For much of the modern era, FAW and its fellow state-owned giants—SAIC, Changan, and Dongfeng—controlled the market through scale and government backing. That advantage has eroded quickly in the EV age, where companies like BYD reshaped competition around batteries, software, and supply-chain control. FAW’s move into solid-state batteries should be seen against that backdrop: less a breakthrough announcement, and more a signal that legacy players are under pressure to reinvent themselves.
According to confirmation from Xinhua News Agency, the first FAW vehicle equipped with a solid-state battery has rolled off a pilot production line. The prototype is part of Hongqi, FAW’s premium brand, which has traditionally symbolized political prestige and conservative design rather than cutting-edge technology. That choice is telling. Solid-state batteries remain expensive and experimental, making luxury models the safest testing ground.
FAW says it reached several technical milestones after 470 days of research and development, including advances in sulfide electrolytes and higher-capacity battery cells. Its 66Ah all-solid-state cell has reportedly passed extreme heat testing at 200°C (392°F), while ionic conductivity exceeded 10 mS/cm—above that of conventional liquid electrolytes. Local media reports place the energy density at around 380 Wh/kg, far higher than today’s lithium-ion batteries, which typically range between 180 and 250 Wh/kg.

If those figures hold up beyond the lab, the implications are clear. Higher energy density could mean longer driving range, lighter vehicles, and improved safety, addressing several of the biggest trade-offs facing current EVs. But it also raises expectations that are notoriously difficult to meet once manufacturing scales up.
FAW’s announcement follows closely on similar news from Dongfeng Motors, another member of China’s “Big Four,” which recently began testing a solid-state battery prototype in extreme cold conditions. Dongfeng claims its battery delivers up to 350 Wh/kg and more than 620 miles of range under China’s CLTC cycle. Together, these developments suggest that solid-state batteries are moving out of research labs and into early vehicle testing—though still far from mass-market readiness.
FAW plans to introduce solid-state batteries in small batches for high-end Hongqi models by the end of 2027, with mass production targeted around 2030. The company has indicated that costs could fall by more than 50% once production scales, a claim that will be closely watched. Cost, not performance, remains the biggest obstacle to widespread adoption.
In the near term, solid-state batteries are unlikely to transform the EV market overnight. Manufacturing complexity, long-term durability, and yield rates are unresolved challenges. Early deployments will almost certainly be limited to premium vehicles, where higher prices can absorb technical risk.

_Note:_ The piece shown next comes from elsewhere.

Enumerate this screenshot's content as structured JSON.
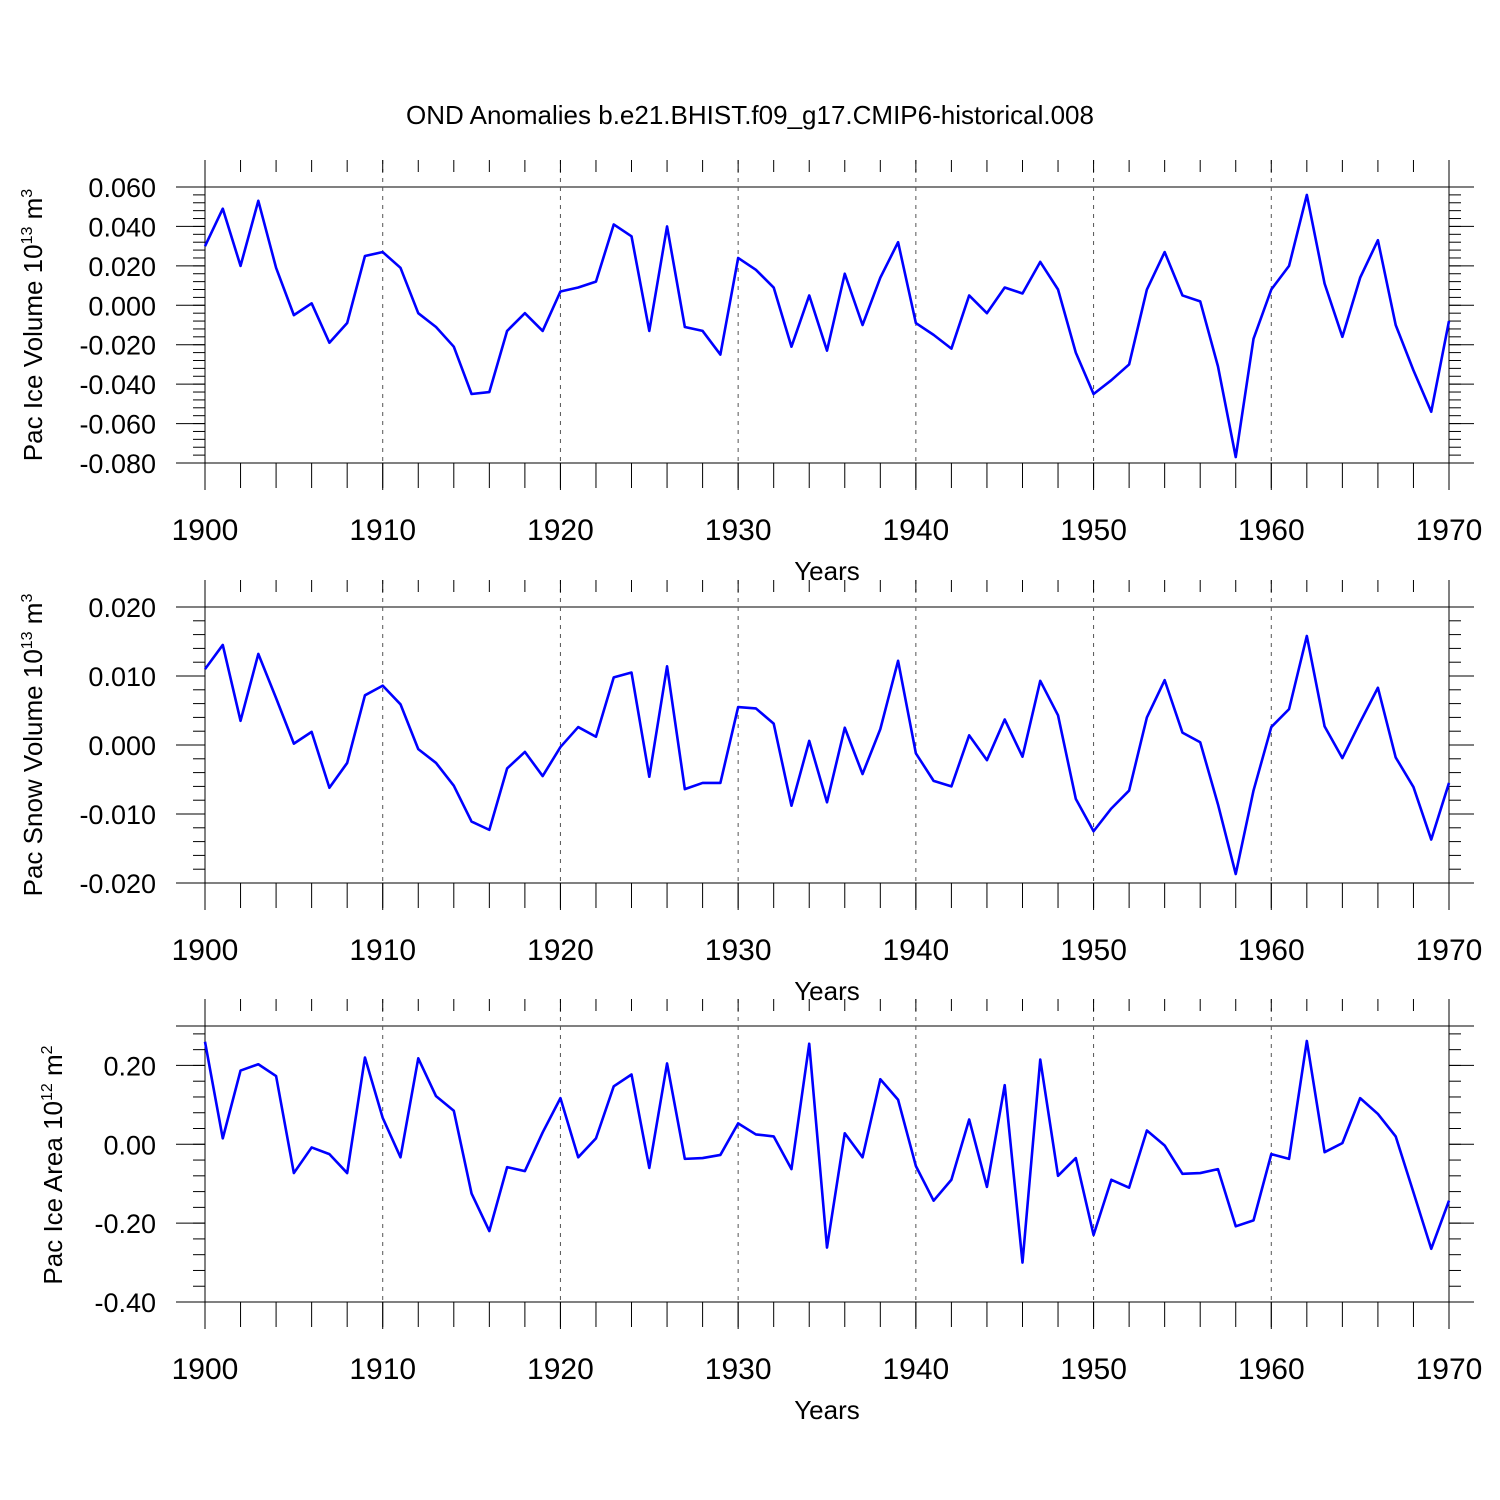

The broader significance lies elsewhere. FAW’s move underscores how urgently China’s traditional automakers are trying to close the innovation gap. Solid-state batteries have become a strategic wager—less about immediate commercial success and more about relevance in the next decade.
The real test will not be whether FAW can demonstrate impressive numbers in controlled trials, but whether it can turn those results into reliable, affordable products at scale. Solid-state batteries may not be the instant revolution many hope for, but they are rapidly becoming the benchmark by which the future credibility of legacy automakers will be judged.